# New BIG SCARY SHOW: Allen Hopps, Hector Turner, Krampus, more



## Badger (Feb 5, 2008)

New BIG SCARY SHOW is now online!

Episode 70

Well, once again the holiday (2nd to Halloween) is upon us. Some of us got coal in our stockings, others got neat Halloween stuff, and the rest of us probably suffered the wrath of the Krampus.

Badger has a fireside chat with Hector Turner and brings us the latest Deadline News. Storm rants on about something so obvious, we seem to forget. It will all make sense, in a Haunt Minute. The Unknown Scare-Actor makes you face your fears in an updated recording of his timeless classic, “Twas the Fright Before Xmas”. Jerry “DJ Spooky” spins some extra tunes for the holiday season.

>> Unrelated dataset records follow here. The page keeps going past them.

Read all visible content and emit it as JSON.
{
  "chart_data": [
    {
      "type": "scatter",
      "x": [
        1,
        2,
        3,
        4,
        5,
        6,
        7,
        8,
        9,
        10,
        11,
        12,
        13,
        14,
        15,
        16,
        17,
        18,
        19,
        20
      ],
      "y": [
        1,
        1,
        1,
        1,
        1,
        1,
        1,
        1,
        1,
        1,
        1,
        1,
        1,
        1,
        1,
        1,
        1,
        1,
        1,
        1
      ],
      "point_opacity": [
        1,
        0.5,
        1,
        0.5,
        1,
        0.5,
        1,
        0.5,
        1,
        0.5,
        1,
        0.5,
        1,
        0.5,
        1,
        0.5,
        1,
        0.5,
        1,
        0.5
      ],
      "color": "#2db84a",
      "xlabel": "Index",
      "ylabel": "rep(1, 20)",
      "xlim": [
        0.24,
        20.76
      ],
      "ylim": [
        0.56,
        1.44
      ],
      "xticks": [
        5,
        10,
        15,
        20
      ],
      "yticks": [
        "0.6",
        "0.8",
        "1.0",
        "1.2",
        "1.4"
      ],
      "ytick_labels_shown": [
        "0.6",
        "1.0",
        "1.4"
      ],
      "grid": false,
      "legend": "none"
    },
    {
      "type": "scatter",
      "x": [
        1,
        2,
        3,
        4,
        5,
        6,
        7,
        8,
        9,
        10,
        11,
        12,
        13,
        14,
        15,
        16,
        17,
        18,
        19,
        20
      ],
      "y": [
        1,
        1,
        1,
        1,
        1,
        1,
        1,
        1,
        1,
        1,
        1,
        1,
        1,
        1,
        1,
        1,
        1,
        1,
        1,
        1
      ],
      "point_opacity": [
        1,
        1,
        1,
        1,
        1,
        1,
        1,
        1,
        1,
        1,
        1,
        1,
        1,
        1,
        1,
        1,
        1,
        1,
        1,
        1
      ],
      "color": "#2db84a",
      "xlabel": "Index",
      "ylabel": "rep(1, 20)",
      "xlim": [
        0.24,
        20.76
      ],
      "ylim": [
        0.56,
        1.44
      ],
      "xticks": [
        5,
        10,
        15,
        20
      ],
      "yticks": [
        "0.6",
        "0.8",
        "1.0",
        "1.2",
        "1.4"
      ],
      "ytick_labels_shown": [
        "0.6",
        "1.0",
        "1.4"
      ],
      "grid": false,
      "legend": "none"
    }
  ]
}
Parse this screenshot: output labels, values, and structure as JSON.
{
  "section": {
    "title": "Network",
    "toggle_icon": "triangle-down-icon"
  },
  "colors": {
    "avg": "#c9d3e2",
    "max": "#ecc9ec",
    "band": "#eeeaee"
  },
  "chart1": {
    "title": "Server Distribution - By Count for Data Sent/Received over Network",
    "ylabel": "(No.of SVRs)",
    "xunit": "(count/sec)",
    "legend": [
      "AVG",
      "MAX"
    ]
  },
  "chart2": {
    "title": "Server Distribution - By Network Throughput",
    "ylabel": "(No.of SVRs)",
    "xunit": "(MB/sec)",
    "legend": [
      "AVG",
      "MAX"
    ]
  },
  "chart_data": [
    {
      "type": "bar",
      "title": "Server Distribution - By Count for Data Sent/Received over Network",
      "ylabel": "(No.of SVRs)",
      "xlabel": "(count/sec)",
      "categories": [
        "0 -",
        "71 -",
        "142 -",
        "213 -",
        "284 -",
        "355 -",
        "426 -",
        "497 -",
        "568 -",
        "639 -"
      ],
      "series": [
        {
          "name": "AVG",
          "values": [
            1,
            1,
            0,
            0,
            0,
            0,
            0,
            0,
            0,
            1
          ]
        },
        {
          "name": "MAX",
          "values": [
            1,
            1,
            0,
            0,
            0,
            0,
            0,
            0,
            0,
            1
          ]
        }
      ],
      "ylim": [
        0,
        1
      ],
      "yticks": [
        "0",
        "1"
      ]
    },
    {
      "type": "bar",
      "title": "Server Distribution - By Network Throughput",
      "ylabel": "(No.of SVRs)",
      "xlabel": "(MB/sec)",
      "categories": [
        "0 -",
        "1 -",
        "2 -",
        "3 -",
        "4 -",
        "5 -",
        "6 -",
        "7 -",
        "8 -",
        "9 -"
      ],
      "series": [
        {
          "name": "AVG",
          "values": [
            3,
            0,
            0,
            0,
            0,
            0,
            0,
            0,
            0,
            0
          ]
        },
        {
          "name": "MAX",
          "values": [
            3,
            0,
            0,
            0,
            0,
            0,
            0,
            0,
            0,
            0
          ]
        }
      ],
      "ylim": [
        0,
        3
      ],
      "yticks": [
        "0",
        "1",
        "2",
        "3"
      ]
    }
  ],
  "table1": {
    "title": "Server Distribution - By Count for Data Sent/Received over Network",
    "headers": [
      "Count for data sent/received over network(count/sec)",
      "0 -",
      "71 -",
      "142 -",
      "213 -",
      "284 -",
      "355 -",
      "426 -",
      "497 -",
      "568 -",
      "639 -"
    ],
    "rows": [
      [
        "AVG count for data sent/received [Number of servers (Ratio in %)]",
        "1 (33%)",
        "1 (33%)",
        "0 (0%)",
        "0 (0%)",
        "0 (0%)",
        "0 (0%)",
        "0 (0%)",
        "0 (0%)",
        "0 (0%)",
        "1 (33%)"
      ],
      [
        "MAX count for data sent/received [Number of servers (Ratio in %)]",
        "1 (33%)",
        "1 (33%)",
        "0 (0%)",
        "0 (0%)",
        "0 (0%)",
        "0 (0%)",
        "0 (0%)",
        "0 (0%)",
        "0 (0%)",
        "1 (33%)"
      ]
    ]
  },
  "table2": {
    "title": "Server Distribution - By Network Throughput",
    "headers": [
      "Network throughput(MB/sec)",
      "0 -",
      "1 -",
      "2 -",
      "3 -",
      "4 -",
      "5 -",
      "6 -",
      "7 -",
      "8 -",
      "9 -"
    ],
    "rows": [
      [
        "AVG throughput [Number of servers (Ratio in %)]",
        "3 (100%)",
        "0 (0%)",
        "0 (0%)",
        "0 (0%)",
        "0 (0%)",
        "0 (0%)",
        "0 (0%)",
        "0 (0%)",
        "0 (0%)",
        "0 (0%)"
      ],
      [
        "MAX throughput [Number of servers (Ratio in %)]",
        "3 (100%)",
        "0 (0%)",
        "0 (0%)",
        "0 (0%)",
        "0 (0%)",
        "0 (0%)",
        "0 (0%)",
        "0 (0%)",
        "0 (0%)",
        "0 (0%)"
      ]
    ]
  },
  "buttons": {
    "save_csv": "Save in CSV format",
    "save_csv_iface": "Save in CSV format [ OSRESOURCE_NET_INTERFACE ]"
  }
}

Finally, the Roundtable of Terror talks Christmas Haunts, and the potential for other Holiday Haunts throughout the year with Allen Hopps of Dark Hour and Jim Millspaugh of Scream Acres Ct.

We hid the body, but you will become and accomplice, just by listening to

The BIG SCARY SHOW 

Featured Music:
Jerry Vayne – From All of Us to All of You
King Diamond – No presents for Christmas
Michael Gaither – The Krampus Comes Out Tonight
Twisted Sister/Lita Ford – I’ll Be Home for Christmas
Wednesday 13 – Buried by Christmas

www.bigscaryshow.com


----------



## lilybones (Sep 30, 2012)

Hell yeah! Thanks for the heads up. I actually just did an interview with Allen for a magazine piece. I guess he's been busy! (That's no surprise.)


----------